Zum hundertjährigen Gedenken an den Ausbruch des Ersten Weltkriegs kann man zurzeit viele Dokumentationen sehen und lesen, zu dem großen Schlachtfeld in Frankreich, wo man bis heute aufgestapelte Skelette findet. Vieles dreht sich um die Frage, wäre der Erste Weltkrieg zu verhindern gewesen? Für die Deutschen kommt noch die Frage nach der Schuld hinzu.

Wir, die Nachgeborenen, die vom unmittelbaren Krieg bislang verschont sind, neigen dazu, den Ersten Weltkrieg sachlich, wissenschaftlich die Statistiken der Verletzten und Toten zu analysieren, aus einer großen Distanz. Der Roman Im Westen nichts Neues von Erich Maria Remarque setzt der Distanziertheit etwas entgegen. Er schildert im Antikriegsroman aus der Sicht eines Soldaten, was der Krieg an Emotionen auslöst. Es geht nicht mehr um die Verteidigung des Landes, es geht um das nackte Überleben, immer an der Grenze zum Verrücktwerden.
      Paul Bäumer ist einer von den zahlreichen zwanzigjährigen Soldaten, der mit seinen Freunden und Mitschülern in den Krieg zieht. Sehr schnell wird ihm und seinen Freunden deutlich, dass der Krieg nichts mit dem zu tun hat, was sie zuvor von Lehrern, Eltern und den militärischen Schreibtischtätern erzählt, eingetrichtert bekommen haben. Im Krieg gibt es keine Helden sondern nur Verlierer.
      Sprachlich gelingt es dem Autor, beim Leser innere Bilder zu erzeugen. Man kann sich die Enge der Gräben, dem nicht zu entkommenden Schlamm und vor allem die überall begleitende Angst sich vorstellen. Teilweise ist es so bedrückend, dass man froh ist ein Buch in der Hand zu haben, um es zu jederzeit zuklappen zu können.

Der Roman von Erich Maria Remarque beginnt, als der Durchmarsch der Deutschen durch das neutrale Belgien schon geschehen ist, als die Deutschen in Frankreich nicht weiter vorwärts kommen, der Stellungskrieg seinen Anfang nimmt und kein Ende findet. Der Ich-Erzähler, Paul Bäumer, macht sich in den Gräben, in der kaputten Landschaft, wo buchstäblich kein Grashalm mehr wächst, seine Gedanken. Dabei wird ihm und die bis dahin überlebenden Freunden folgendes deutlich:

1. Die vermeintlichen Autoritätspersonen haben ausgedient, die kann man nicht mehr ernst nehmen.
2. Der Krieg macht nur für die militärischen Schreibtischtäter Sinn.
3. Eine gesamte Generation ist in Europa um ihr Leben beraubt worden. Die jungen Überlebenden haben keinen Platz in der Gesellschaft, da sie nur das Töten, das Überleben, das Grauen schlechthin kennen. Sie sind ohne berufliche Position, in die sie zurückkehren könnten.
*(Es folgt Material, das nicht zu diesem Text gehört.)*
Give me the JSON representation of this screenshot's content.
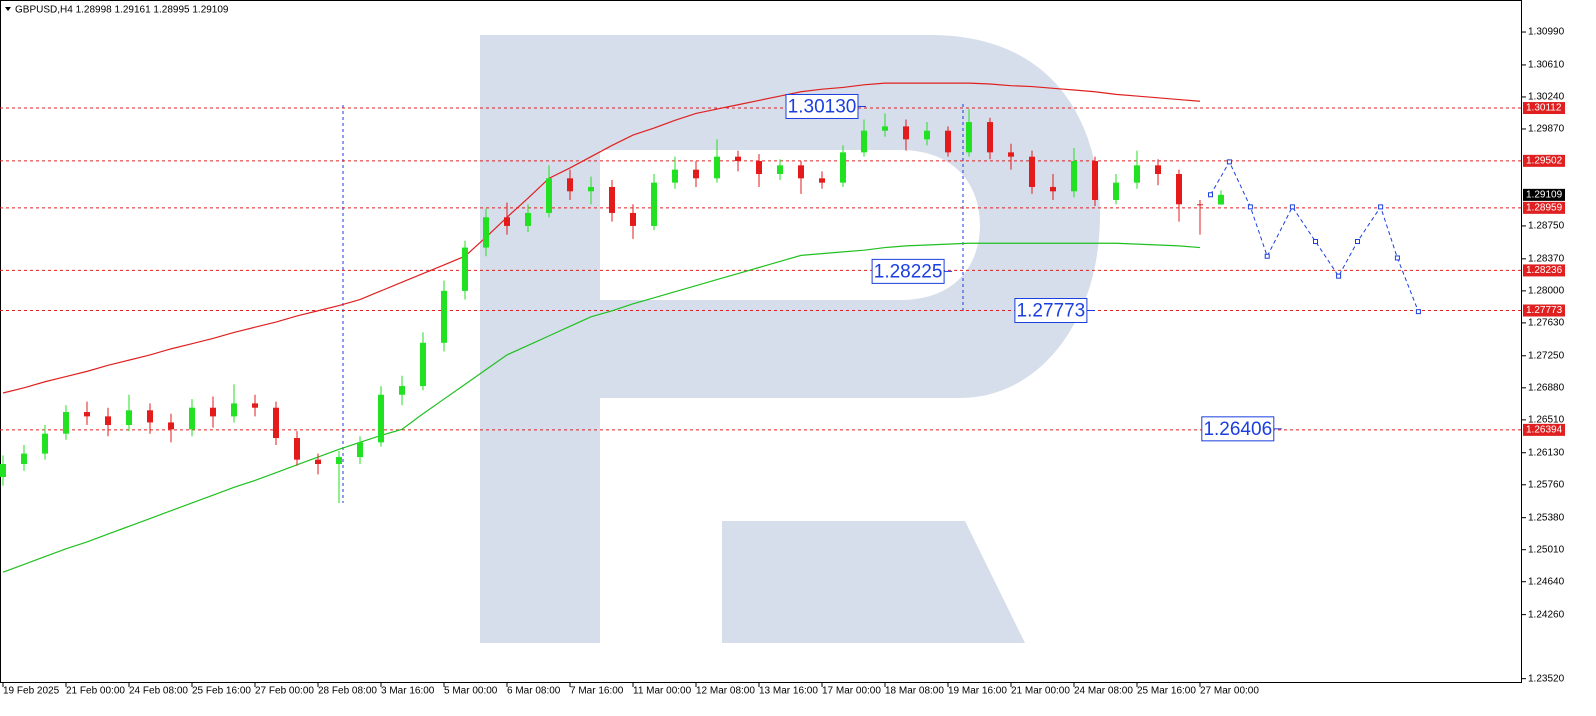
{
  "chart_data": {
    "type": "candlestick",
    "title": "GBPUSD,H4  1.28998 1.29161 1.28995 1.29109",
    "categories": [
      "19 Feb 2025",
      null,
      null,
      "21 Feb 00:00",
      null,
      null,
      "24 Feb 08:00",
      null,
      null,
      "25 Feb 16:00",
      null,
      null,
      "27 Feb 00:00",
      null,
      null,
      "28 Feb 08:00",
      null,
      null,
      "3 Mar 16:00",
      null,
      null,
      "5 Mar 00:00",
      null,
      null,
      "6 Mar 08:00",
      null,
      null,
      "7 Mar 16:00",
      null,
      null,
      "11 Mar 00:00",
      null,
      null,
      "12 Mar 08:00",
      null,
      null,
      "13 Mar 16:00",
      null,
      null,
      "17 Mar 00:00",
      null,
      null,
      "18 Mar 08:00",
      null,
      null,
      "19 Mar 16:00",
      null,
      null,
      "21 Mar 00:00",
      null,
      null,
      "24 Mar 08:00",
      null,
      null,
      "25 Mar 16:00",
      null,
      null,
      "27 Mar 00:00",
      null
    ],
    "open": [
      1.2585,
      1.26,
      1.2612,
      1.2635,
      1.266,
      1.2655,
      1.2645,
      1.2662,
      1.2648,
      1.264,
      1.2665,
      1.2655,
      1.267,
      1.2665,
      1.263,
      1.2605,
      1.26,
      1.2608,
      1.2625,
      1.268,
      1.269,
      1.274,
      1.28,
      1.285,
      1.2885,
      1.2875,
      1.289,
      1.293,
      1.2915,
      1.292,
      1.289,
      1.2875,
      1.2925,
      1.294,
      1.293,
      1.2955,
      1.295,
      1.2935,
      1.2945,
      1.293,
      1.2925,
      1.296,
      1.2985,
      1.299,
      1.2975,
      1.2985,
      1.296,
      1.2995,
      1.296,
      1.2955,
      1.292,
      1.2915,
      1.295,
      1.2905,
      1.2925,
      1.2945,
      1.2935,
      1.29,
      1.28998
    ],
    "high": [
      1.261,
      1.2622,
      1.2645,
      1.2668,
      1.2672,
      1.2665,
      1.268,
      1.267,
      1.2658,
      1.2675,
      1.2678,
      1.2692,
      1.268,
      1.2672,
      1.2638,
      1.2612,
      1.2615,
      1.2632,
      1.269,
      1.2702,
      1.2752,
      1.2812,
      1.2858,
      1.2895,
      1.2902,
      1.29,
      1.2945,
      1.294,
      1.2932,
      1.2928,
      1.29,
      1.2935,
      1.2955,
      1.295,
      1.2975,
      1.2962,
      1.2958,
      1.2952,
      1.295,
      1.2938,
      1.2968,
      1.2998,
      1.3005,
      1.2998,
      1.2995,
      1.299,
      1.301,
      1.3,
      1.297,
      1.2962,
      1.2935,
      1.2965,
      1.2955,
      1.2935,
      1.2962,
      1.2952,
      1.294,
      1.2905,
      1.29161
    ],
    "low": [
      1.2575,
      1.2592,
      1.2605,
      1.2628,
      1.2645,
      1.2632,
      1.2638,
      1.2635,
      1.2625,
      1.2632,
      1.2642,
      1.2648,
      1.2655,
      1.2622,
      1.2598,
      1.2588,
      1.2555,
      1.26,
      1.262,
      1.2668,
      1.2685,
      1.273,
      1.279,
      1.284,
      1.2865,
      1.2868,
      1.2885,
      1.2905,
      1.29,
      1.288,
      1.286,
      1.287,
      1.2918,
      1.292,
      1.2925,
      1.2938,
      1.292,
      1.2928,
      1.2912,
      1.2918,
      1.292,
      1.2955,
      1.2978,
      1.2962,
      1.2968,
      1.2955,
      1.2955,
      1.2952,
      1.294,
      1.2912,
      1.2905,
      1.2908,
      1.2898,
      1.29,
      1.2918,
      1.2922,
      1.288,
      1.2865,
      1.28995
    ],
    "close": [
      1.26,
      1.2612,
      1.2635,
      1.266,
      1.2655,
      1.2645,
      1.2662,
      1.2648,
      1.264,
      1.2665,
      1.2655,
      1.267,
      1.2665,
      1.263,
      1.2605,
      1.26,
      1.2608,
      1.2625,
      1.268,
      1.269,
      1.274,
      1.28,
      1.285,
      1.2885,
      1.2875,
      1.289,
      1.293,
      1.2915,
      1.292,
      1.289,
      1.2875,
      1.2925,
      1.294,
      1.293,
      1.2955,
      1.295,
      1.2935,
      1.2945,
      1.293,
      1.2925,
      1.296,
      1.2985,
      1.299,
      1.2975,
      1.2985,
      1.296,
      1.2995,
      1.296,
      1.2955,
      1.292,
      1.2915,
      1.295,
      1.2905,
      1.2925,
      1.2945,
      1.2935,
      1.29,
      1.28998,
      1.29109
    ],
    "up_color": "#22e022",
    "down_color": "#e31b1b",
    "series": [
      {
        "color": "#e02020",
        "values": [
          1.2682,
          1.2688,
          1.2695,
          1.2701,
          1.2707,
          1.2714,
          1.272,
          1.2726,
          1.2733,
          1.2739,
          1.2745,
          1.2752,
          1.2758,
          1.2764,
          1.2771,
          1.2777,
          1.2783,
          1.279,
          1.28,
          1.281,
          1.282,
          1.283,
          1.284,
          1.2862,
          1.2885,
          1.2907,
          1.293,
          1.2942,
          1.2955,
          1.2968,
          1.298,
          1.2988,
          1.2997,
          1.3005,
          1.301,
          1.3015,
          1.302,
          1.3025,
          1.303,
          1.3033,
          1.3035,
          1.3038,
          1.304,
          1.304,
          1.304,
          1.304,
          1.304,
          1.3039,
          1.3037,
          1.3036,
          1.3034,
          1.3032,
          1.303,
          1.3027,
          1.3025,
          1.3023,
          1.3021,
          1.3019,
          null
        ]
      },
      {
        "color": "#20c020",
        "values": [
          1.2475,
          1.2484,
          1.2493,
          1.2502,
          1.251,
          1.2519,
          1.2528,
          1.2537,
          1.2546,
          1.2555,
          1.2564,
          1.2573,
          1.2581,
          1.259,
          1.2599,
          1.2608,
          1.2617,
          1.2625,
          1.2633,
          1.264,
          1.2658,
          1.2675,
          1.2692,
          1.2709,
          1.2726,
          1.2737,
          1.2748,
          1.2759,
          1.277,
          1.2777,
          1.2785,
          1.2792,
          1.2799,
          1.2806,
          1.2813,
          1.282,
          1.2827,
          1.2834,
          1.2841,
          1.2843,
          1.2845,
          1.2847,
          1.285,
          1.2852,
          1.2853,
          1.2854,
          1.2855,
          1.2855,
          1.2855,
          1.2855,
          1.2855,
          1.2855,
          1.2855,
          1.2855,
          1.2854,
          1.2853,
          1.2852,
          1.285,
          null
        ]
      }
    ],
    "forecast": {
      "color": "#1a3ee0",
      "x": [
        57.5,
        58.4,
        59.4,
        60.2,
        61.4,
        62.5,
        63.6,
        64.5,
        65.6,
        66.4,
        67.4
      ],
      "values": [
        1.2911,
        1.2949,
        1.2897,
        1.284,
        1.2897,
        1.2857,
        1.2817,
        1.2857,
        1.2897,
        1.2838,
        1.2776
      ]
    },
    "levels": [
      {
        "value": 1.30112,
        "label": "1.30112"
      },
      {
        "value": 1.29502,
        "label": "1.29502"
      },
      {
        "value": 1.28959,
        "label": "1.28959"
      },
      {
        "value": 1.28236,
        "label": "1.28236"
      },
      {
        "value": 1.27773,
        "label": "1.27773"
      },
      {
        "value": 1.26394,
        "label": "1.26394"
      }
    ],
    "level_color": "#e02020",
    "current": {
      "value": 1.29109,
      "label": "1.29109"
    },
    "annotations": [
      {
        "x": 39,
        "value": 1.3013,
        "label": "1.30130"
      },
      {
        "x": 43.1,
        "value": 1.28225,
        "label": "1.28225"
      },
      {
        "x": 49.9,
        "value": 1.27773,
        "label": "1.27773"
      },
      {
        "x": 58.8,
        "value": 1.26406,
        "label": "1.26406"
      }
    ],
    "ylim": [
      1.2347,
      1.3136
    ],
    "yticks": [
      {
        "value": 1.3099,
        "label": "1.30990"
      },
      {
        "value": 1.3061,
        "label": "1.30610"
      },
      {
        "value": 1.3024,
        "label": "1.30240"
      },
      {
        "value": 1.2987,
        "label": "1.29870"
      },
      {
        "value": 1.2875,
        "label": "1.28750"
      },
      {
        "value": 1.2837,
        "label": "1.28370"
      },
      {
        "value": 1.28,
        "label": "1.28000"
      },
      {
        "value": 1.2763,
        "label": "1.27630"
      },
      {
        "value": 1.2725,
        "label": "1.27250"
      },
      {
        "value": 1.2688,
        "label": "1.26880"
      },
      {
        "value": 1.2651,
        "label": "1.26510"
      },
      {
        "value": 1.2613,
        "label": "1.26130"
      },
      {
        "value": 1.2576,
        "label": "1.25760"
      },
      {
        "value": 1.2538,
        "label": "1.25380"
      },
      {
        "value": 1.2501,
        "label": "1.25010"
      },
      {
        "value": 1.2464,
        "label": "1.24640"
      },
      {
        "value": 1.2426,
        "label": "1.24260"
      },
      {
        "value": 1.2352,
        "label": "1.23520"
      }
    ]
  }
}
Der Schriftsteller, der den bürgerlichen Namen Erich Paul Remark trägt, (S. 330) wird am 22.06.1898 in Osnabrück geboren und stirbt am 25.09.1970 in Locarno.
     Beim Werbeblättchen Echo Continental wird er nach dem Krieg Werbetexter und „1925 Redakteur beim Berliner Sport im Bild“. (S. 331) Vier Jahre später (1929) erscheint der Roman Im Westen nichts Neues, dass zu einem großen Erfolg wird. In der gebundenen Ausgabe des Kiepenheuer & Witsch Verlags wird ausführlich die Entstehungsgeschichte im Anhang sowie im Aufsatz „Wir passen nicht mehr in die Welt hinein“ von Thomas F. Schneider beschrieben.
Das vorliegende Werk wird 1933 durch die Nationalsozialisten der Bücherverbrennung preisgegeben. Der Autor ist 1929 ausgewandert und erhielt 1947 die amerikanische Staatsbürgerschaft.
Seine späteren Romane wie Zeit zu leben und Zeit zu sterben und Schatten im Paradies sind in den USA bekannt, in Deutschland kennt kaum jemand diese Literatur.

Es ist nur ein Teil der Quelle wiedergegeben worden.